If you could do something today that would positively impact those around you for decades to come, would you do it?
For Dr. Shiv Jindal and his wife, Sarita, the answer is always a resounding yes.
Helping others is a core value for the Jindal family – one the local couple recently put into action with a $1 million donation to The Ottawa Hospital’s $500-million Campaign to Create Tomorrow.
Dr. Jindal moved to Canada in 1967 and joined the Civic as one of the region’s original nephrologists (a medical discipline focused on the kidneys), eventually helping to establish the department of Nephrology at the Civic Hospital when the field was in its infancy. He spent over four decades serving the community at what is now known as the Civic Campus, seeing firsthand the impact quality healthcare can have on a city.
When the opportunity arose to support the campaign that will help fund the development of TOH’s New Campus Development next to Dow’s Lake, the Jindal’s saw it as a chance to not only give back to the city they now call home, but to do something good that will have a lasting impact for generations to come.
The campaign – the largest in Ottawa’s history – will help fund the 641-bed, 2.5 million sq. ft. facility, which will feature the most advanced trauma center in Eastern Ontario, closely integrated research and clinical care, smart technology, and one of the most innovative neuroscience research programs anywhere.
Giving back, for the future
The Jindals have always prioritized philanthropy, dating back to at least the mid-1990s when they developed the concept and financed a village development project in India. Since then, they have travelled back to India every winter for 15 years to work in more than 60 villages across the country.
Later, in 2007, the Jindals made a donation of $1M to fund a chair at TOH’s Kidney Research Centre (KRC) for research on preventing chronic kidney disease.
Mrs. Jindal says the family made its most recent donation to The Campaign to Create Tomorrow for many reasons, one of which harkens back to a family-favourite story.
There’s a well-known tale about an elderly man in India who was mocked by passersby for planting a mango tree in the community.

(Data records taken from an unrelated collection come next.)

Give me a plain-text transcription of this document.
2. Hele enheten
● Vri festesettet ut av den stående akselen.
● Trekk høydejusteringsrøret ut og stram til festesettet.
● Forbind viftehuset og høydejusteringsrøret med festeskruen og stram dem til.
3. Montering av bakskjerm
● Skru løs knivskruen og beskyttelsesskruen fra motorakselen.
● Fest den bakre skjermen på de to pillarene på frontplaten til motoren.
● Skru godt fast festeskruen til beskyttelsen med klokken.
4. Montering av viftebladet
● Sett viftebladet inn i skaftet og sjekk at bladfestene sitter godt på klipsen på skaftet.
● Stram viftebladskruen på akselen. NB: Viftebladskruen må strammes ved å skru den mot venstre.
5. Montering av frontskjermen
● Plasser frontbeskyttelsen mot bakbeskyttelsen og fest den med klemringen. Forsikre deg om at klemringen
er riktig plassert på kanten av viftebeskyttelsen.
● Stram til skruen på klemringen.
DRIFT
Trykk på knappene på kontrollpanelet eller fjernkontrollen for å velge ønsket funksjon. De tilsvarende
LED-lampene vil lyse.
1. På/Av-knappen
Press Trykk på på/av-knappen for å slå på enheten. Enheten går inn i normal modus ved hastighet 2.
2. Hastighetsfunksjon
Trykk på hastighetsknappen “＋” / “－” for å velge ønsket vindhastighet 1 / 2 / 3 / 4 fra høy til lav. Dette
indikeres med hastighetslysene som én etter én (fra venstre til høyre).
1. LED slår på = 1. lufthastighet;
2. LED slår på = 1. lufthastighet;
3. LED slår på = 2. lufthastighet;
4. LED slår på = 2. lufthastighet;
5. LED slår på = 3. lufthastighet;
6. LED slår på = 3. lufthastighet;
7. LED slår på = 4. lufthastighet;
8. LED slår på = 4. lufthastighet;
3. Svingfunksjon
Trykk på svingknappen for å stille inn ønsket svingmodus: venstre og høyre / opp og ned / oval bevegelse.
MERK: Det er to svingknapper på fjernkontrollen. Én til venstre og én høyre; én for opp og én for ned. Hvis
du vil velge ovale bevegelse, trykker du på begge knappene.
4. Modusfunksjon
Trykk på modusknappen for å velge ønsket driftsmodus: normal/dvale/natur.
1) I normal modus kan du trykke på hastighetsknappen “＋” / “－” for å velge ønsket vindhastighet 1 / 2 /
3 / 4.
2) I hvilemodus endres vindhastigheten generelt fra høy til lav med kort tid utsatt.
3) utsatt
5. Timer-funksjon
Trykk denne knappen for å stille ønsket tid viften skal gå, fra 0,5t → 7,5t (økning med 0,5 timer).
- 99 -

“Why are you planting this tree when you will not get to enjoy it?” they asked him. The man proudly shared that he was not planting the tree for his own pleasure but for many generations to come – a sentiment that is near-and-dear to the Jindal’s.
The donation was also for sentimental reasons: “I started at the Civic years ago,” says Dr. Jindal of his 45-year career at the hospital. “And I wanted to be part of it again.”
Dr. Jindal – who originally wanted to donate anonymously – says he hopes the gift will serve as an example and incentive for others to do the same.
If recent events are any indication, that example has already been set: Just a few weeks after news of his family’s donation went public, he was asked by several members in the community about how they could donate to the campaign.